If you have a medium or small framed bike and its in good condition once you are done your cycling you easily can get half of what you paid for it if not more. It really depends on the time you have to sell it.
We used Facebook to sell both the bikes. Mine sold quickly on Facebook Marketplace to a local dad for his son as it fit the Vietnamese frame better. However, there wasn’t much interest in the large frame bike on there.
We did manage to sell the large bike a few days later via a group called Hanoi Massive which was a very responsive large group on Facebook. It sold to an expat living in Hanoi who had struggled to find a larger bike frame to fit him. We got our asking prices for both bikes which was a little less than half price of what we paid for the bikes (and the accessories).
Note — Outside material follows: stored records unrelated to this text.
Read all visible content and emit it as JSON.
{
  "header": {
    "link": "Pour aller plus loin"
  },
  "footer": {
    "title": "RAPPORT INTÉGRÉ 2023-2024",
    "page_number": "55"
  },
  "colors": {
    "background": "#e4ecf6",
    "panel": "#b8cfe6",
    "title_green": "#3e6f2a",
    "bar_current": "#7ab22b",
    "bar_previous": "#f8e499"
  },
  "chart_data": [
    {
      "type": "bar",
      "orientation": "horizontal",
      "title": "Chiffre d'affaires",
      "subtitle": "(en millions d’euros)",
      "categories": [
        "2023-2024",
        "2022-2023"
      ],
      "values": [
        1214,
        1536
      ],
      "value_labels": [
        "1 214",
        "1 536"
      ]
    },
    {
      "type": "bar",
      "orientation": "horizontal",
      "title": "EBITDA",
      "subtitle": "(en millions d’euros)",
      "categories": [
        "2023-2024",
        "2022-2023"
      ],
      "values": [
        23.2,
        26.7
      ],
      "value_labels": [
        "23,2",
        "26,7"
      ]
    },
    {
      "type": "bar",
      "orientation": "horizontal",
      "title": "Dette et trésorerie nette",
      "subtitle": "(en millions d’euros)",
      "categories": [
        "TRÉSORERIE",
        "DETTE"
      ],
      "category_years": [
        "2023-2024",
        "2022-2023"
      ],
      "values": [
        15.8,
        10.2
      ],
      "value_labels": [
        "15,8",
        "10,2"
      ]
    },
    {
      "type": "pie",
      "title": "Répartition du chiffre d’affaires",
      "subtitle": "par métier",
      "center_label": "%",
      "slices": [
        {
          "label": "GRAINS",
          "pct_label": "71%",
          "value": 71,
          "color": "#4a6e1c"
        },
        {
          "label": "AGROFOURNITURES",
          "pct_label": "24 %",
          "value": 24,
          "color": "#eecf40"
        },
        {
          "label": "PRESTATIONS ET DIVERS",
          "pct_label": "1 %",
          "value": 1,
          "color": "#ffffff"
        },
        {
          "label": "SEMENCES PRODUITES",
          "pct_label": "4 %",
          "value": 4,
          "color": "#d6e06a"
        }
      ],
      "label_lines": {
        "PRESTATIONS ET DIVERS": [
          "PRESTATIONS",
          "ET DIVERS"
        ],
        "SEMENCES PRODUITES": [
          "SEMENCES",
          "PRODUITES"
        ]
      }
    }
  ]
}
Would we do it again? Lessons learned?
100% would do it again.
We joked at the end that we had enough time to cycle back to Saigon before our visa was up now that we were all ‘conditioned’. There is something so magical about experiencing a country slowly and intimately like we did. We went weeks without speaking to another western-english speaking person. We experienced the lifestyle, the country side, the food and the people in a very unique way that would be missed out on if you weren’t able to stop in the small non-tourist towns. We didn’t feel the need to do all the ‘tourist’ must see spots because we feel like being in a tour or with a group of foreigners like ourselves would cheapen our experience of Vietnam.
The only real lessons we learned was if we were going to do this again in the future we would plan from the start to cycle. As we just randomly decided to do this we had WAY TOO MUCH stuff with us and we paid for gear we already had back home.
Route wise. We may have done more of HCMH to see the scenery, but we also wouldn’t have missed out on the Mekong Delta (Read our experience here about the southern most area of Vietnam). Even though most people would recommend doing the route north to south (for ease of going up mountain sides and head wind up north) I enjoyed the fact that it was a bit cooler as we went along rather than warmer.
Who knows maybe in a few years time we will attempt the whole silly thing again!